No entanto, e como era de prever, o golo não soltou os artistas, não abriu os portões da genialidade, não instalou aquele género de caos que produz jogos interessantíssimos do ponto de vista do adepto neutral. O golo afundou ainda mais o jogo numa modorra de previsibilidade. Bolas cruzadas para a área sueca, bolas despachadas da área sueca, como numa fábrica de cruzamentos desfeitos. Numa tentativa de queimar tempo e ganhar um canto, Toivonen procurou acertar num jogador suíço que estava a dois ou três metros dele. A bola, farta de ser maltratada, desobedeceu às ordens do avançado e seguiu directamente para fora. O mínimo que se pode exigir à malícia é que seja servida por alguma habilidade. Aqui nem isso.

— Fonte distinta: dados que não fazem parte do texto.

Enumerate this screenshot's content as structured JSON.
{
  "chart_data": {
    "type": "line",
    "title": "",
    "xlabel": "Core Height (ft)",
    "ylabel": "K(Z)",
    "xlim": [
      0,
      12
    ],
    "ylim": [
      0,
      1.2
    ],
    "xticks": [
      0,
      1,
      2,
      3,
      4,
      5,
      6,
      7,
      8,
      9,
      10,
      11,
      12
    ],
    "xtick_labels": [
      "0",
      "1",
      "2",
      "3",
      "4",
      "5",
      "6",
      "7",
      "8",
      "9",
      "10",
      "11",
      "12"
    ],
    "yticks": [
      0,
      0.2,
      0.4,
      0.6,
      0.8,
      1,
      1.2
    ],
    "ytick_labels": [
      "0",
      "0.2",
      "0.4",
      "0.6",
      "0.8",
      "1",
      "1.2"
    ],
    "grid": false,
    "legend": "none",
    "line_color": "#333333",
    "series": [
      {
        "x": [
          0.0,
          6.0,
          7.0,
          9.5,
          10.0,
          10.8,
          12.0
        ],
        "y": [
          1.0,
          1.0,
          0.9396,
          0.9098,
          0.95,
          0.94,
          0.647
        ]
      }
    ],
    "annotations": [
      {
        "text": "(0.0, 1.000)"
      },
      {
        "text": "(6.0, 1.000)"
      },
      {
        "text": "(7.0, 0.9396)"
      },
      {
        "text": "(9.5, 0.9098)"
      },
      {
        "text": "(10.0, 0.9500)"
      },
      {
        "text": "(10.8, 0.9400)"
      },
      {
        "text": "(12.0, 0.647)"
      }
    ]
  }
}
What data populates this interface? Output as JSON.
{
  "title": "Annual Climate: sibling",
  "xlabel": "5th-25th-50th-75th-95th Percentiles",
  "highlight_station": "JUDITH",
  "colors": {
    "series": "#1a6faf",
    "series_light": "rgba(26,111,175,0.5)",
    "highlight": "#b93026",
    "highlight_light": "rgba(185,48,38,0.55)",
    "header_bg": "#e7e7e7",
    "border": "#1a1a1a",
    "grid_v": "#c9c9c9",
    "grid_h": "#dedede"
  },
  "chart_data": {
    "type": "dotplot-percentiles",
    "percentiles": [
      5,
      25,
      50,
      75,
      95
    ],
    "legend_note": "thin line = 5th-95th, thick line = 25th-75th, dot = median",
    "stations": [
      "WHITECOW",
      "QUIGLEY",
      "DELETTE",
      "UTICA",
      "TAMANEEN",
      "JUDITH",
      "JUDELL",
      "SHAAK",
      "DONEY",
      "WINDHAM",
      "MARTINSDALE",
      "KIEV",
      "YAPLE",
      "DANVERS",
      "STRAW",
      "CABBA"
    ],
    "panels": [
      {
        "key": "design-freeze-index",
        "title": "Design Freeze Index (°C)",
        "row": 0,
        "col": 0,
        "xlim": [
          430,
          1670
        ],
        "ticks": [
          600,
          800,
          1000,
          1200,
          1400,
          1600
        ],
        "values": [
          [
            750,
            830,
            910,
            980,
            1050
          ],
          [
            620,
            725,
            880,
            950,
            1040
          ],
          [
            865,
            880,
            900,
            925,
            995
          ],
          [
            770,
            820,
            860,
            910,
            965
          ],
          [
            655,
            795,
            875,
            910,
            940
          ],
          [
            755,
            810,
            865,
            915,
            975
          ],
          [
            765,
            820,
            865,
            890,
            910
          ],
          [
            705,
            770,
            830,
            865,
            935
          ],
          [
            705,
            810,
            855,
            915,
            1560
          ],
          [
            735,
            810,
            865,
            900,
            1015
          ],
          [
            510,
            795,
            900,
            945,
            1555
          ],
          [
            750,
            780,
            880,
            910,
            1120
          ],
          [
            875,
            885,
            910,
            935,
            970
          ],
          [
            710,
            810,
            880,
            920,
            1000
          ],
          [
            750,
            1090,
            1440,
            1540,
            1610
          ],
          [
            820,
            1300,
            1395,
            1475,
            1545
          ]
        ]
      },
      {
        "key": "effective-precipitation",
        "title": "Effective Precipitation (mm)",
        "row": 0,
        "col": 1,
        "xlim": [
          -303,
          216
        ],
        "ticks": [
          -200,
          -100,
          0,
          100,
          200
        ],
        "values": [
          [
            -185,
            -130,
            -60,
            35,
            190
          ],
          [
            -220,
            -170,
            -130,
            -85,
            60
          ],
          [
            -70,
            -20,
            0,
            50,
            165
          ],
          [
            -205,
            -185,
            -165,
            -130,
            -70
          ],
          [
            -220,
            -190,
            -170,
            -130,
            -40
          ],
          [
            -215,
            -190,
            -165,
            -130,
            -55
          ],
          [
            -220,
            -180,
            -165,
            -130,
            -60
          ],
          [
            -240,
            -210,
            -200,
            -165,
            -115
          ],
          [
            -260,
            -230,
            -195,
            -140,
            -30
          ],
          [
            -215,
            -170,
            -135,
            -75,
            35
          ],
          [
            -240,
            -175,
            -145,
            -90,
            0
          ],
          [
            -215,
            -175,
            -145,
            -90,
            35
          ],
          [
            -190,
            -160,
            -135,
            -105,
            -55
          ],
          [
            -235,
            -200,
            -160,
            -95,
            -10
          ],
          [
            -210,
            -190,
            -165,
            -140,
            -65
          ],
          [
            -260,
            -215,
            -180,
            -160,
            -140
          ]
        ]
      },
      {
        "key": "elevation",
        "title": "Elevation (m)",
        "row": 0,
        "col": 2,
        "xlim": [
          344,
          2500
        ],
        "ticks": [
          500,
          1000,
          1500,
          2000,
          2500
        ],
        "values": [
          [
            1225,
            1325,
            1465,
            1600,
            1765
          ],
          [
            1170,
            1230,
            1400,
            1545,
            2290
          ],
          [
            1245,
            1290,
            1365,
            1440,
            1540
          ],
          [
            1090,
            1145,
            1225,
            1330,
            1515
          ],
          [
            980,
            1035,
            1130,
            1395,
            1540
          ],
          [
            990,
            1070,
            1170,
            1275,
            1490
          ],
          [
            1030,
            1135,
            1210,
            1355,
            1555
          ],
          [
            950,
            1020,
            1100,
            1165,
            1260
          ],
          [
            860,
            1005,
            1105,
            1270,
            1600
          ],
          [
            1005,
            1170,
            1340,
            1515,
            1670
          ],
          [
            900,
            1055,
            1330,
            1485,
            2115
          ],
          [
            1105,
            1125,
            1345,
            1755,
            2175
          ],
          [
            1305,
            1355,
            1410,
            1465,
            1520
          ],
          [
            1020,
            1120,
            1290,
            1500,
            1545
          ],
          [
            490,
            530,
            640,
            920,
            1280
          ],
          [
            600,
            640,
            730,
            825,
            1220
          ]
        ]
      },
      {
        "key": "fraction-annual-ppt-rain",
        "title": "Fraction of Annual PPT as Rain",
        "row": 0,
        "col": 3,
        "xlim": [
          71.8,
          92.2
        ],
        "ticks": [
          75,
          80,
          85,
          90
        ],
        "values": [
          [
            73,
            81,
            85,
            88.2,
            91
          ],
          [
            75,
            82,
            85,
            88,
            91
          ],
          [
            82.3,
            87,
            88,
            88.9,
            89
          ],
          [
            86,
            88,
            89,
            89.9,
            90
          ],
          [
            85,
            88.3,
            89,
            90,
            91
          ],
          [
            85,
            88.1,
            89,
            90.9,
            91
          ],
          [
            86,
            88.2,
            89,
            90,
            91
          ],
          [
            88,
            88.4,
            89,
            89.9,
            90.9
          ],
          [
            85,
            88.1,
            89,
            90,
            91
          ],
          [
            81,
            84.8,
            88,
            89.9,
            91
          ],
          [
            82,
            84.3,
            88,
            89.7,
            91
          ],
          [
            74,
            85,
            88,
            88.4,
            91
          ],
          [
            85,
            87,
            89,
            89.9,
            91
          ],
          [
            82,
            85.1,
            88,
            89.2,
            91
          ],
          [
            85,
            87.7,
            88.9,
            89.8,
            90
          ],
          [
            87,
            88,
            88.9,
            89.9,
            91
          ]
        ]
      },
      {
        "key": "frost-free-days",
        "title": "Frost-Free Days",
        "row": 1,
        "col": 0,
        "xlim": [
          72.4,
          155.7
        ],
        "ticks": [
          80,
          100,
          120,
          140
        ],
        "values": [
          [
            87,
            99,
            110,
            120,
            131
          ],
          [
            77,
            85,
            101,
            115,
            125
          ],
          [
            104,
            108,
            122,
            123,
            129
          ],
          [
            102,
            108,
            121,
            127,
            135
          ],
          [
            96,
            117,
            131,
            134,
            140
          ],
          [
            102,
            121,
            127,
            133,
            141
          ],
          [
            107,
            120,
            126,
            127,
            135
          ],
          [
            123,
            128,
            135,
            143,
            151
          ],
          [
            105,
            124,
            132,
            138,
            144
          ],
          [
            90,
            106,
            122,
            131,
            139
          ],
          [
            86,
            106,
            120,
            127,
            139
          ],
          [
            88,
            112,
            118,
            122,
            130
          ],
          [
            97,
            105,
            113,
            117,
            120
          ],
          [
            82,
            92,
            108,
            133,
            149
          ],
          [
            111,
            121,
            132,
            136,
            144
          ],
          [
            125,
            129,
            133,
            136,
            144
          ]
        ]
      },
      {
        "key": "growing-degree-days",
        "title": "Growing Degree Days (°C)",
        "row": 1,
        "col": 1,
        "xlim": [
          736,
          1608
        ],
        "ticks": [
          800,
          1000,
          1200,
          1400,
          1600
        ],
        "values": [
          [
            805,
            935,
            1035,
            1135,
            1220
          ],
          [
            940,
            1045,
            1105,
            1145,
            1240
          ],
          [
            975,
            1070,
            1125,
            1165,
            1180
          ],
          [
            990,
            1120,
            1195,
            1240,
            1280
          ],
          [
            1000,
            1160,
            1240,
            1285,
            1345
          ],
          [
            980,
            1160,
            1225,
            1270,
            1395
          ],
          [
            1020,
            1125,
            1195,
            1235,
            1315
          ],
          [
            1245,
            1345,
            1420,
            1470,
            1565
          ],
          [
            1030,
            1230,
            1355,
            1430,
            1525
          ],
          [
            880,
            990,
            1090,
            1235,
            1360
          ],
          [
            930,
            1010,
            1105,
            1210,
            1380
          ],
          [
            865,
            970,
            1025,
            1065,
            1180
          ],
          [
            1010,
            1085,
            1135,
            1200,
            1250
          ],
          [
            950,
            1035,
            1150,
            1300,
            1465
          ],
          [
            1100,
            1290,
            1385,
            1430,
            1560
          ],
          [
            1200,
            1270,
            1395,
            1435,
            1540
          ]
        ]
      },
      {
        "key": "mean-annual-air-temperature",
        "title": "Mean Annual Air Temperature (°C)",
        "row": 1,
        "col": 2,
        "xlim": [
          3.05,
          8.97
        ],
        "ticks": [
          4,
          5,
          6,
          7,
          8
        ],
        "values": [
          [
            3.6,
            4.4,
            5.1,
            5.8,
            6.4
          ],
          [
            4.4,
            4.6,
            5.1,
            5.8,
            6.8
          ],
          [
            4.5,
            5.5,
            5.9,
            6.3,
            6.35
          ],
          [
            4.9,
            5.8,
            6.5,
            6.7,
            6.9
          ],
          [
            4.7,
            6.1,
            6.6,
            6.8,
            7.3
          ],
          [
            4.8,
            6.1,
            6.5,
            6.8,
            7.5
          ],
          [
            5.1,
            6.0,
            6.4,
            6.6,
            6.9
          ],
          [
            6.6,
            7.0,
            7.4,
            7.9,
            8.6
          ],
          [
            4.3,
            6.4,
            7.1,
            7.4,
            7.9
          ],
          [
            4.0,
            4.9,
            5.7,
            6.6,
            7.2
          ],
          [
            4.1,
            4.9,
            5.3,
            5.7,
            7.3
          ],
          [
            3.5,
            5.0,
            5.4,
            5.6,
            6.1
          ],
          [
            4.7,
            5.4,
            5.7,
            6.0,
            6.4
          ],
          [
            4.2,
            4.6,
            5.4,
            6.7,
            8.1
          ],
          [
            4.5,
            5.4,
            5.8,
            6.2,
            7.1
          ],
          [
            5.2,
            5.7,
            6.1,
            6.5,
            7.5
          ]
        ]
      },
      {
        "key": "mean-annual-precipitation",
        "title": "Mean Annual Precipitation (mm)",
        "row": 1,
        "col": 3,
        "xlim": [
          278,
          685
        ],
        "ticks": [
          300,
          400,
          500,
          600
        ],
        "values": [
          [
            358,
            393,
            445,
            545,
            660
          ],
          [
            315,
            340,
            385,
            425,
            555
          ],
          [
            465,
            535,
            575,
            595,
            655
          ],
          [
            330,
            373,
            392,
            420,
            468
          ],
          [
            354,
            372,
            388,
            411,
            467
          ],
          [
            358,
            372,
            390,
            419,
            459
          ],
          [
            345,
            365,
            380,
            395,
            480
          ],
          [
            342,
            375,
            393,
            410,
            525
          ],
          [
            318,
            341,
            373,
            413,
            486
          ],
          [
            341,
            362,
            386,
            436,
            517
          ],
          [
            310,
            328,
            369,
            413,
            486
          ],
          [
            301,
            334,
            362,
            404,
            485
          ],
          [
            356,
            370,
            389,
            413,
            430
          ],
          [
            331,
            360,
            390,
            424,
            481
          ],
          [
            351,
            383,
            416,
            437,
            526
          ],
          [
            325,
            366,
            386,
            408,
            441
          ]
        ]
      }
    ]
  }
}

A Suécia defendia com competência, a Suíça atacava sem engenho e enquanto cada segundo tinha, para os suíços, o som de um passo a caminho do cadafalso, os suecos ouviam já os sinos celestiais. Para os adeptos do resto do mundo, era o zumbido quase inaudível e sem significado especial do tempo a passar. Na última jogada, um jogador sueco isolou-se e foi derrubado por um adversário. O árbitro marcou penálti, mostrou cartão vermelho ao defesa e, após indicação do VAR, assinalou livre à entrada da área e manteve o vermelho. Toivonen atirou uma bomba previsível que o guarda-redes suíço rechaçou protocolarmente e o árbitro apitou para o final da partida porque, como todos sabemos, não há mal que nunca acabe.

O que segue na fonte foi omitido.